La conseguenza pratica di questa impostazione distorta della progettualità federal-europeista è la radicale avversione allo stato nazionale, avvertito logicamente, per quanto abbiamo detto sinora, come ostacolo, e non invece come rampa di lancio così come dovrebbe essere, per il traguardo europeo. La dimensione nazionale deve essere dissolta all’interno di quella europea, o meglio la dimensione europea deve essere la nuova dimensione nazionale, rimanendo le ex-identità nazionali a un livello degradato di identità regionali, mere formali suddivisioni amministrative dell’”Unione delle Repubbliche Democratiche Europee”. Il problema di fondo rimane tuttavia lo stesso: l’Europa non è e non può essere una nazione, mancandone degli elementi costitutivi, cioè tutta una serie di interessi condivisi e comuni tra quelli che dovrebbero essere i cittadini della nazione; pertanto pretenderlo che essa sia una nazione, con le funzioni che sono ordinariamente attribuite agli stati nazionali anche se federali, significherebbe sopprimere tutta una serie di interessi e diritti che i cittadini europei oggi esercitano nell’ambito degli stati nazionali medesimi, e che fuori di essi non sopravvivrebbero, e come si vede non sopravvivono, per il fatto semplicissimo che un tal tipo di interessi al di fuori dello Stato Nazionale non può sussistere. Metaforicamente, immaginate di avere un vaso, che rappresenti gli stati nazionali: questi vasi stentano oggi a contenere tutto il liquido che ospitano, perché questo, vuoi globalizzazione, vuoi nuove tecnologie, si sta facendo straripante; si prende allora un altro vaso, evidentemente più piccolo del precedente per costituzione. La scelta logica sarebbe quella di versare nel vaso minore la parte eccedente del contenuto dei vasi traboccanti, usandolo da “supplemento” così da arrivare ad un equilibrio ideale; invece, col federal-europeismo si pretende stoltamente di versare l’intero contenuto dei vasi precedenti nel vaso più piccolo, così da perdere nel travaso un ammontare di liquido enorme.

In definitiva, l’errore dei federal-europeisti consiste nel voler attribuire all’identità europea una qualità nazionale che essa non può avere, quando invece essa dovrebbe avere una qualità super-nazionale. Così facendo, essi non si pongono come elemento innovatore, ma invece ripropongono, pur traslandola su un livello più ampio che è quello continentale, un tipo di identità qualitativamente nazionale, sia pur federale, che fu già acquisita, e in via definitiva, nei secoli passati; è per questo che essi si dimostrano ben più anacronistici di coloro che accusano di voler tornare ai tanto temuti “schemi del passato”, non riuscendo a cogliere che la necessità è quella di delineare una nuova identità per la “nuova entità”, che sia qualitativamente altra rispetto le identità qualitativamente nazionali già esistenti.
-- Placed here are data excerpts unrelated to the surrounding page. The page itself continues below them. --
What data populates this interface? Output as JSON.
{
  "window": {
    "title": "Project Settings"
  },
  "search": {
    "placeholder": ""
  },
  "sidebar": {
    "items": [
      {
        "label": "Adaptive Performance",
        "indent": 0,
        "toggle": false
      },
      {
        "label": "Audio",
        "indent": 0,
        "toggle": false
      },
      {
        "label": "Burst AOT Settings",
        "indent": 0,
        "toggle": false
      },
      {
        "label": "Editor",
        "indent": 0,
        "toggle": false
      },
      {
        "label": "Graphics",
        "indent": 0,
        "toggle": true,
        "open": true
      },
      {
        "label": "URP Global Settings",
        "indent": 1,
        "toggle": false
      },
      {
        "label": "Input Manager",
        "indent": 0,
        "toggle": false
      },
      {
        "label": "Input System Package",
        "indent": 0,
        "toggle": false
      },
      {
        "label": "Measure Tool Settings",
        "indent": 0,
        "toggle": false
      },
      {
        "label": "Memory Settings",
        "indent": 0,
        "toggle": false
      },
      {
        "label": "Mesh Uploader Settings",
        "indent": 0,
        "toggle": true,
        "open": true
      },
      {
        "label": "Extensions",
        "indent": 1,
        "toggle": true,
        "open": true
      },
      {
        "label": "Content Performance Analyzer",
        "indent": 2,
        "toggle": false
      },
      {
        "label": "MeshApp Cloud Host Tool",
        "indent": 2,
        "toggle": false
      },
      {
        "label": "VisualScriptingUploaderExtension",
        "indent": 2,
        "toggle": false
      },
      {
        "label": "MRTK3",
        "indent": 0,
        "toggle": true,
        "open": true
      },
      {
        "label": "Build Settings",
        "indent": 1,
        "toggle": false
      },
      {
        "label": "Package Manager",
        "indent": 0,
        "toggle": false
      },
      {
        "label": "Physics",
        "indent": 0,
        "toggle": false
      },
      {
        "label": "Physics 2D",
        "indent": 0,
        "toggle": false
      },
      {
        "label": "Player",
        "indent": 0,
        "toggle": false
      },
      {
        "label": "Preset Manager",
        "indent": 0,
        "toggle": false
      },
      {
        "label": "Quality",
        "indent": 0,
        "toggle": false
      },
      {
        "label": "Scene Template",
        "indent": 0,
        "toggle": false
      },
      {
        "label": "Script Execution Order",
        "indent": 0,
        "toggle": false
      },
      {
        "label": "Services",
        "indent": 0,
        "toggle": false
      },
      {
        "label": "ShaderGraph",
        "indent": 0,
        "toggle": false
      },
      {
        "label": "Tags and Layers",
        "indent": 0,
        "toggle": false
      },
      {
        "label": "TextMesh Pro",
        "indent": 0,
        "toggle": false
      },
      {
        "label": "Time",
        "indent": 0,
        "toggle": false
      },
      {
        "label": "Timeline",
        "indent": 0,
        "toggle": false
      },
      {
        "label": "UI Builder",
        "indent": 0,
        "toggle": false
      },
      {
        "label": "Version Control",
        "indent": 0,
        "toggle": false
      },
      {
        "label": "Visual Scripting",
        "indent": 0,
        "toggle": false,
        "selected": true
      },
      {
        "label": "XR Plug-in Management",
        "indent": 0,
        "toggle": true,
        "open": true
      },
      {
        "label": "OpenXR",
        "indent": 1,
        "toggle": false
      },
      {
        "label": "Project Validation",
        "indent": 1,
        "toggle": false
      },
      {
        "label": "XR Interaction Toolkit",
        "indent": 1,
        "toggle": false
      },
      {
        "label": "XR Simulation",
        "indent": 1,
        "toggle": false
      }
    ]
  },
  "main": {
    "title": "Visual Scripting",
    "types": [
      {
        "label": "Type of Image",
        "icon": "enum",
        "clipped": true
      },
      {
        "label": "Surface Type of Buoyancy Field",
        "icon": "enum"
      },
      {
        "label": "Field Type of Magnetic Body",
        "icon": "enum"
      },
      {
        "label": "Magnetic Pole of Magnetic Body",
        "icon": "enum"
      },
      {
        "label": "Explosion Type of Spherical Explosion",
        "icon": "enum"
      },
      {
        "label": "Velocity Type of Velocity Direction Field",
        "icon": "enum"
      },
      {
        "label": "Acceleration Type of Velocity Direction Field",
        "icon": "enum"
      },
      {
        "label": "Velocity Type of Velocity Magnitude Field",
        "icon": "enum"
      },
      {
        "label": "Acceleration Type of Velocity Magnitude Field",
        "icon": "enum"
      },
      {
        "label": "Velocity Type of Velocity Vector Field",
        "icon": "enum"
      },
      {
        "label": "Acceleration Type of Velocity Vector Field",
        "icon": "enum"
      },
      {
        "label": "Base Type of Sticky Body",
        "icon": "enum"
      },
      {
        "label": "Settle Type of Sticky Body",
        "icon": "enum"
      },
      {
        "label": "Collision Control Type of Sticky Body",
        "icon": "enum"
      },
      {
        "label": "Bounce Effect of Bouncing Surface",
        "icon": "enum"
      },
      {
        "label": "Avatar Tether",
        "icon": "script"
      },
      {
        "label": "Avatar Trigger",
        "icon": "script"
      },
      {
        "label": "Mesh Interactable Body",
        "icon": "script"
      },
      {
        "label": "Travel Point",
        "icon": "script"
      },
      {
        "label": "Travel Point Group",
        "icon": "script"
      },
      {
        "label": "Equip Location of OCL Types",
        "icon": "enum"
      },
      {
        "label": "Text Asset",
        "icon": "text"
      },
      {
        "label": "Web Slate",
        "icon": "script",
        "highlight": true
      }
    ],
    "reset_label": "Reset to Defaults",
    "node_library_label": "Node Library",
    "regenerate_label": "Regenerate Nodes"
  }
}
Essi, vale a dire, sono i primi che ripropongono gli “schemi del passato”, nell’incoscienza di chi non è in grado di emancipare la propria visione al nuovo Zeitgeist.

Per coniugare meglio quanto detto sinora, analizzerò punto per punto quelle proposte che nel suo articolo Alfredo Marini presenta come “scelte audaci, pietre miliari alle fondamenta della futura federazione”:

1) Organizzare servizi di informazione pubblici a livello europeo: Alfredo propone di istituire “nuovi mass media continentali dai quali il cittadino europeo potrà acquisire informazioni”, i quali fungano da “strumento di coesione e costruzione di […] una più solida identità europea”, sul modello del ruolo svolto negli anni ’60 dalla RAI in Italia. I profili di problematicità che emergono qui sono due, entrambi rilevantissimi. Primo: in che lingua saranno questi mass media? L’inglese è parlato solo da una porzione di popolazione europea; l’unico Paese madrelingua sarà entro breve l’Irlanda, e se oggigiorno la maggior parte delle persone al mondo dai trent’anni in giù mastica un poco di inglese, sono comunque in pochi quelli che padroneggiano la lingua a tal punto da poter seguire un notiziario o un qualsiasi programma in quella lingua. Si potrebbe pensare che in futuro la diffusione dell’inglese migliori, ma le stesse dichiarazioni beffarde di Junker sul tramonto di questa lingua non lasciano aperti molti spazi in questo senso. Secondo, ben più importante: non mettiamo le pere con le mele. La Rai costruì in Italia un sostrato comune di cultura nazional-popolare, cosa diversissima e lontanissima dall’identità nazionale, che in Italia nacque non dai teleschermi, ma dalle trincee fangose ed insanguinate del Carso. Ben vengano iniziative come l’Euro Music Festival volte a cementare una sub-cultura comune al continente, ma l’idea di una sorta di propaganda orwelliana mirante ad inculcare nella mente delle persone l’idea di un’identità nazionale europea, che per forza di cose, come visto ampiamente sopra, non può esistere, mi spaventa.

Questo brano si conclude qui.